Bei Aldi soll es künftig nur noch recycelbare Verpackungen geben.
Bei Aldi soll es künftig nur noch
recycelbare Verpackungen geben.
30.08.2018 − 

Die Lebensmitteldiscounter Aldi Nord und Aldi Süd wollen die Recyclingfähigkeit ihrer in Verkehr gebrachten Verpackungen deutlich verbessern. Wie die beiden Schwesterunternehmen in der vergangenen Woche mitteilten, wollen die beiden Discounter bis zum Jahr 2022 die Eigenmarken-Verpackungen zu 100 Prozent recycelbar sein. Bereits im kommenden Jahr will Aldi die Eigenmarken-Verpackungen nach einem externen Schema bewerten, um diese hinsichtlich bestimmter – nicht näher genannter – Nachhaltigkeitskriterien zu optimieren.

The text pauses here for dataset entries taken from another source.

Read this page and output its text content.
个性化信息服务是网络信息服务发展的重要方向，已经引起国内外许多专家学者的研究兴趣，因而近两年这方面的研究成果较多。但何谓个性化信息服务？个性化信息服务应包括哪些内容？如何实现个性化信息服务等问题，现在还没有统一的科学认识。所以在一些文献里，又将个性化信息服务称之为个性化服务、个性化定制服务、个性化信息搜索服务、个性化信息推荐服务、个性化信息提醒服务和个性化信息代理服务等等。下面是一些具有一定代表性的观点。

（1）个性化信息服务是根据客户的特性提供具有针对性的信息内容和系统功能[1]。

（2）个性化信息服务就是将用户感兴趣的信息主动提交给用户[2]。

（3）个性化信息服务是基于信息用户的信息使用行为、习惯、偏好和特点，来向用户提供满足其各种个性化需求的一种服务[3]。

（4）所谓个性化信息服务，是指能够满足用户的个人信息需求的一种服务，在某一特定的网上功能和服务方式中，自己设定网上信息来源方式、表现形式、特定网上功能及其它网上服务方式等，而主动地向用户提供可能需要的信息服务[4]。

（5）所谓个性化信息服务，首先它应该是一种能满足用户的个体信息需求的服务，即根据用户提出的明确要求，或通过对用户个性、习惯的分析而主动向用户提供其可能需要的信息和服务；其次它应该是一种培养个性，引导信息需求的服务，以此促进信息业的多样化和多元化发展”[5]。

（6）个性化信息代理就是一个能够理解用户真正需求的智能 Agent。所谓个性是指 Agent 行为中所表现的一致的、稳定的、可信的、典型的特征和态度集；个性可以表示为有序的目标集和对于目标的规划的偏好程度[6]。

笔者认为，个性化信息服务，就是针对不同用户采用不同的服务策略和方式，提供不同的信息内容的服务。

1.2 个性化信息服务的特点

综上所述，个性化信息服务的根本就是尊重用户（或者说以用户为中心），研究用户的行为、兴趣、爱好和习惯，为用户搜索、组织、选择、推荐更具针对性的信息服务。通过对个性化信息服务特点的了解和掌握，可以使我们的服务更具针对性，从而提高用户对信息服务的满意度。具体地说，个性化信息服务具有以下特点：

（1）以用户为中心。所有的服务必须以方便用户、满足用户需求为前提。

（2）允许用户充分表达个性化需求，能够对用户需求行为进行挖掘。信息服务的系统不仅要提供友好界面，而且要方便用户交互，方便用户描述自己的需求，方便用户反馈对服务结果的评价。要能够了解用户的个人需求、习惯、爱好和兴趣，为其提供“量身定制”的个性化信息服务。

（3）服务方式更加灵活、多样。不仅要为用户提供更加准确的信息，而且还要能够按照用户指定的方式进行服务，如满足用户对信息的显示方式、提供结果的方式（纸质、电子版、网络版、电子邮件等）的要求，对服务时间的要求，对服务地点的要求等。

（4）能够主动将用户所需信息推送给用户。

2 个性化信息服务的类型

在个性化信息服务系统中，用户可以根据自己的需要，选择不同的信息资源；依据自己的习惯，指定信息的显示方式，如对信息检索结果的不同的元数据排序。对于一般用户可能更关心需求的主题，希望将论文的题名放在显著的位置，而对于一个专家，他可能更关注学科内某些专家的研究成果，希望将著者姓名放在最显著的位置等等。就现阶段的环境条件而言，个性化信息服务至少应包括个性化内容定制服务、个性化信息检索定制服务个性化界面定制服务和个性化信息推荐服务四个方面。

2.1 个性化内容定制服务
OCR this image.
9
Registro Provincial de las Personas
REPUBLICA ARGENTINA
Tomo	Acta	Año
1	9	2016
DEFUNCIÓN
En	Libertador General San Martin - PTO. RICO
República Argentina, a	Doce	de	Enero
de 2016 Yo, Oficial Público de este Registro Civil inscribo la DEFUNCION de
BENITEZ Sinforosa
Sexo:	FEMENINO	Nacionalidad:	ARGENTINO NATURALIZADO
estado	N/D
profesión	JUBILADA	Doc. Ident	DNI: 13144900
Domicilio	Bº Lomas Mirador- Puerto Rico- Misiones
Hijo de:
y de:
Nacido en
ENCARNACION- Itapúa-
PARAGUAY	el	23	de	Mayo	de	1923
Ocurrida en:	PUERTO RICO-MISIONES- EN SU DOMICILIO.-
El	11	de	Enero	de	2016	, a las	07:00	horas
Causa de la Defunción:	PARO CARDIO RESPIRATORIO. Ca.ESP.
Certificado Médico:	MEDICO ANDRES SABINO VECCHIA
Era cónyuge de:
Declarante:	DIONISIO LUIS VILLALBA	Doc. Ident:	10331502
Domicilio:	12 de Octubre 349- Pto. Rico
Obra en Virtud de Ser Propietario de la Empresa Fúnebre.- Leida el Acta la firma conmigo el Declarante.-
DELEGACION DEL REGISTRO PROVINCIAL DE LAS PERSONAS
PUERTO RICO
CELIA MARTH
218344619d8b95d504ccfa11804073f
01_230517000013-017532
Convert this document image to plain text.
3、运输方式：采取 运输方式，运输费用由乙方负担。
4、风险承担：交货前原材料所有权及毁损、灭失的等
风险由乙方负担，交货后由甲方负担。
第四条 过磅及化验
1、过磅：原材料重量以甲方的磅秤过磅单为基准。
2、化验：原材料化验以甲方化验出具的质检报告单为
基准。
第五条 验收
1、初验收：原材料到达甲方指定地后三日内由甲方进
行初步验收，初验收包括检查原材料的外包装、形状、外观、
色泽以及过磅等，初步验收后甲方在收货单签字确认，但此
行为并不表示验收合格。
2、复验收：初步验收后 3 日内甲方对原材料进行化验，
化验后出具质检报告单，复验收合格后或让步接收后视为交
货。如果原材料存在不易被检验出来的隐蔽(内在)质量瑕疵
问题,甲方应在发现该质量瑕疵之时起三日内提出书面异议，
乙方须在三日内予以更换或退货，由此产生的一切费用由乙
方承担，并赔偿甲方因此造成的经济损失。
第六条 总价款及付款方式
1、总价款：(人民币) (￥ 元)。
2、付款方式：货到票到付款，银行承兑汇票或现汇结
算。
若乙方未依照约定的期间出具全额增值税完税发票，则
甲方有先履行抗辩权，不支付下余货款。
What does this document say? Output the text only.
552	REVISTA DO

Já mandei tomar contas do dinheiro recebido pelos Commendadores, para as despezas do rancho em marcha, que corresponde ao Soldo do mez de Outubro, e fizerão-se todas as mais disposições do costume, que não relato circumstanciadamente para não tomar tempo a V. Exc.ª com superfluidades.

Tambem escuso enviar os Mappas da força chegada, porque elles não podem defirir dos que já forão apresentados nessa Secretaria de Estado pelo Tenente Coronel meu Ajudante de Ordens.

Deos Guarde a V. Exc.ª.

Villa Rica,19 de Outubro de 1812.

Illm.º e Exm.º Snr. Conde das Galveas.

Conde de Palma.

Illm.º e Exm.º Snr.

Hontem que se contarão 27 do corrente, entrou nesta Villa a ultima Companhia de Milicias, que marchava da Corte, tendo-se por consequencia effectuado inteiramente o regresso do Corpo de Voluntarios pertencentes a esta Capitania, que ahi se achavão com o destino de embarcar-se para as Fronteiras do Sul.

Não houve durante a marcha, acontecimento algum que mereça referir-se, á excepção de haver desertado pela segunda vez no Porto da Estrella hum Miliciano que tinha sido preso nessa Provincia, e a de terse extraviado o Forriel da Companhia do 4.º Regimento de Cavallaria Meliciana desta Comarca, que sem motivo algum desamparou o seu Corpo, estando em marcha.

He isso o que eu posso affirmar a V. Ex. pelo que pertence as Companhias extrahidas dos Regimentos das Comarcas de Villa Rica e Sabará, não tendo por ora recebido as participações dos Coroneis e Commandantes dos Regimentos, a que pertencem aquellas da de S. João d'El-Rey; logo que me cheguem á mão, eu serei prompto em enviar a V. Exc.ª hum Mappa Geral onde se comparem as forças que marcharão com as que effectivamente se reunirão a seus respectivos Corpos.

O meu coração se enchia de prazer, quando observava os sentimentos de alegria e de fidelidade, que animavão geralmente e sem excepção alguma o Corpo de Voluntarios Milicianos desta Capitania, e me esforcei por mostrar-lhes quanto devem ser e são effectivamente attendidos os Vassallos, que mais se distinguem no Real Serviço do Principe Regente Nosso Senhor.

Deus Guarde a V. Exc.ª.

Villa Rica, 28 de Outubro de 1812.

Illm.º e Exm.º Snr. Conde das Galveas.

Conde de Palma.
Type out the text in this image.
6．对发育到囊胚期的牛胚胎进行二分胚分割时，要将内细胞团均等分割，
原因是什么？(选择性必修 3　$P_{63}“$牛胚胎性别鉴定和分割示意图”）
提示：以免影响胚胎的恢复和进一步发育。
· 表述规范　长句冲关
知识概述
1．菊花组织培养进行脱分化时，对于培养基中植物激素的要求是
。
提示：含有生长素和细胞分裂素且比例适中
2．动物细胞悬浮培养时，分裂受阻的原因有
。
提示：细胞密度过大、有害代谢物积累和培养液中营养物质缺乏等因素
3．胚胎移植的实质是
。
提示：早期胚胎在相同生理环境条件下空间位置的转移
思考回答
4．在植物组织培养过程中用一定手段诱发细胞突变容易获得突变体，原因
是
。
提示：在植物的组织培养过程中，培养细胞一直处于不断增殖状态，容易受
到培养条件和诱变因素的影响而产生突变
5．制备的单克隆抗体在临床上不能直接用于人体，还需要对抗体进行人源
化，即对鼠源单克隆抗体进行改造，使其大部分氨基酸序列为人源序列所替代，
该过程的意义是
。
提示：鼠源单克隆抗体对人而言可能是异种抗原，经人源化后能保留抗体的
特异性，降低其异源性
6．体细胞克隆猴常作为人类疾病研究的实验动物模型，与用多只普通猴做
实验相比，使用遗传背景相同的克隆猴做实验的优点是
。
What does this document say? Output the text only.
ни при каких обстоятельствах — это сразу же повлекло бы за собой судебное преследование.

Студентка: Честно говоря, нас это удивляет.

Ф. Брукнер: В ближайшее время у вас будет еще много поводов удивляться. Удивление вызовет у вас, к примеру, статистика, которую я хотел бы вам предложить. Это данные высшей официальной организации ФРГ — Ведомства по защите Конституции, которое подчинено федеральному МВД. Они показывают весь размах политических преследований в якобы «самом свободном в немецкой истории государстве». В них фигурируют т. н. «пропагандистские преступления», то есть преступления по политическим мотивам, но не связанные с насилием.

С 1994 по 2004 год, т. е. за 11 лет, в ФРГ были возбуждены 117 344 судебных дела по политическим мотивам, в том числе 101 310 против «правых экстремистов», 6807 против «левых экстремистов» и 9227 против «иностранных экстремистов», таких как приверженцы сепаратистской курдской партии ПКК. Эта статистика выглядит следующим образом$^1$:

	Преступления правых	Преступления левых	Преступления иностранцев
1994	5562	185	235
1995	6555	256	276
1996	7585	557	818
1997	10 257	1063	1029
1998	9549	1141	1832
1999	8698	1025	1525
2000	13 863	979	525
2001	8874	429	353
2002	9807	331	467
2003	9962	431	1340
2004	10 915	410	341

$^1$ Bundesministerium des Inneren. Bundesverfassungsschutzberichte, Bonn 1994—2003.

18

Mit dieser Selbstverpflichtung wollen die beiden Aldi-Konzerne nach eigener Darstellung den Ausbau der Kreislaufwirtschaft in Deutschland fördern und die mit der Kunststoffstrategie vorgelegten Pläne der EU-Kommission unterstützen. „Um unsere anspruchsvolle Planung umsetzen zu können, bewerten wir gemeinsam mit unseren Partnern alle Verpackungen und prüfen systematisch, inwiefern sie sich nachhaltiger gestalten oder einsparen lassen“, erklärt Rayk Mende, Geschäftsführer Corporate Responsibility bei Aldi Nord.


Die "Verpackungsmission" des Discounters Aldi (Quelle: Aldi Süd)

Besonders im Fokus stehe dabei Obst und Gemüse: In Folie eingeschweißte Artikel stünden symbolisch für die Frage nach der Notwendigkeit von Verpackungen, so Aldi. Die beiden Aldi-Konzerne wollen daher die Verpackungsmenge bei Obst und Gemüse – unter Berücksichtigung der Produktqualität und der Lebensmittelverluste – größtmöglich reduzieren. Gleichzeitig soll das Angebot an unverpackten Produkten stetig erweitert werden.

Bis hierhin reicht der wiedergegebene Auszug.